Leurs noms aussi peuvent indiquer leur nationalité. Ils sont apparus plus tard, selon le nombre et l’ethnie qui leur ont été assignés. Paradoxalement, les trois noms de Gaspard, Melchior et Balthazar (apparus au VIe siècle chez les Arméniens, repris par la tradition occidentale au IXe siècle, et popularisés en latin à la fin du XIIe), qui ont permis l’attribution tricontinentale actuelle, attestent généralement d’une même origine chaldéenne transmise sous une forme gréco-latine.

 La vraisemblance historique tend donc à confirmer le texte sacré ainsi que les récits et l’iconographie des premiers siècles chrétiens encore proches de l’événement : les Mages seraient bien originaires de l’Orient, voire d’une même région d’Orient située dans l’Empire perse.

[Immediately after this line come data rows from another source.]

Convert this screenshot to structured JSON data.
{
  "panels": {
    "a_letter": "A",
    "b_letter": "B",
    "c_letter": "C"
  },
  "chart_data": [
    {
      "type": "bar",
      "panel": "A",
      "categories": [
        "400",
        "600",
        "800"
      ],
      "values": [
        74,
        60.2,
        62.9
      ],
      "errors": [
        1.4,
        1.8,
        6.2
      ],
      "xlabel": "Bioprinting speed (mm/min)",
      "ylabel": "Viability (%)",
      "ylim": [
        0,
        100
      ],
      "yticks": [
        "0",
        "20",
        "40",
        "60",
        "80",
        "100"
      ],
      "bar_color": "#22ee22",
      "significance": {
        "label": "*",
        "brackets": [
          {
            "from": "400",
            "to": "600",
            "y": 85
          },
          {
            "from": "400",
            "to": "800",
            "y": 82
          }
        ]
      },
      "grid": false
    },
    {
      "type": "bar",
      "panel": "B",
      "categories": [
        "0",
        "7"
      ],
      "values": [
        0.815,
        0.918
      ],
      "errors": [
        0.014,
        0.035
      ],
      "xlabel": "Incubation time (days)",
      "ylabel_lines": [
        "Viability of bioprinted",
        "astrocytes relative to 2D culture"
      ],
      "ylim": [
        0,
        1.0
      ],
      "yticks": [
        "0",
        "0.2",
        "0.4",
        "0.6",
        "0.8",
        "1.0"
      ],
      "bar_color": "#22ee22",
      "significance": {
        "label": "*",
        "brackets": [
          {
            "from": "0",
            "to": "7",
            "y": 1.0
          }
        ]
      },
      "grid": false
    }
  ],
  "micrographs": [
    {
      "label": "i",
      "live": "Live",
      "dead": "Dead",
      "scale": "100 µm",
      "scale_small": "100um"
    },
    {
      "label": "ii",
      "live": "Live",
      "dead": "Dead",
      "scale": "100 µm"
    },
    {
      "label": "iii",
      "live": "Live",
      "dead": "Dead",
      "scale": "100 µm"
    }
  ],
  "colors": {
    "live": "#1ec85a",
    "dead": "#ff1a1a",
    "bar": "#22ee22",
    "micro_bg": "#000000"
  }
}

L’origine perse s’impose dans les textes apocryphes depuis le IIIe siècle. L’offrande de présents est une tradition orientale. La naissance d’un Messie a été prédite par Zoroastre. Dans l’iconographie des débuts, les vêtements des mages sont persans, leurs mains voilées sont un rite perse mazdéen de vénération. La mère de l’empereur Constantin aurait ramené à Constantinople les restes des Mages trouvés en Perse ; ils furent ensuite transportés à Milan, et enfin en 1164 dans la cathédrale de Cologne, où ils se trouvent toujours. Vers 1270, le voyageur vénitien Marco Polo visite le monument des tombeaux des Trois Saints Rois dans la ville de Sava en Perse, au sud-ouest de Téhéran. « C’étaient Beltasar, Gaspar et Melchior. Leurs corps sont intacts, ils ont toujours leurs cheveux et leurs barbes ».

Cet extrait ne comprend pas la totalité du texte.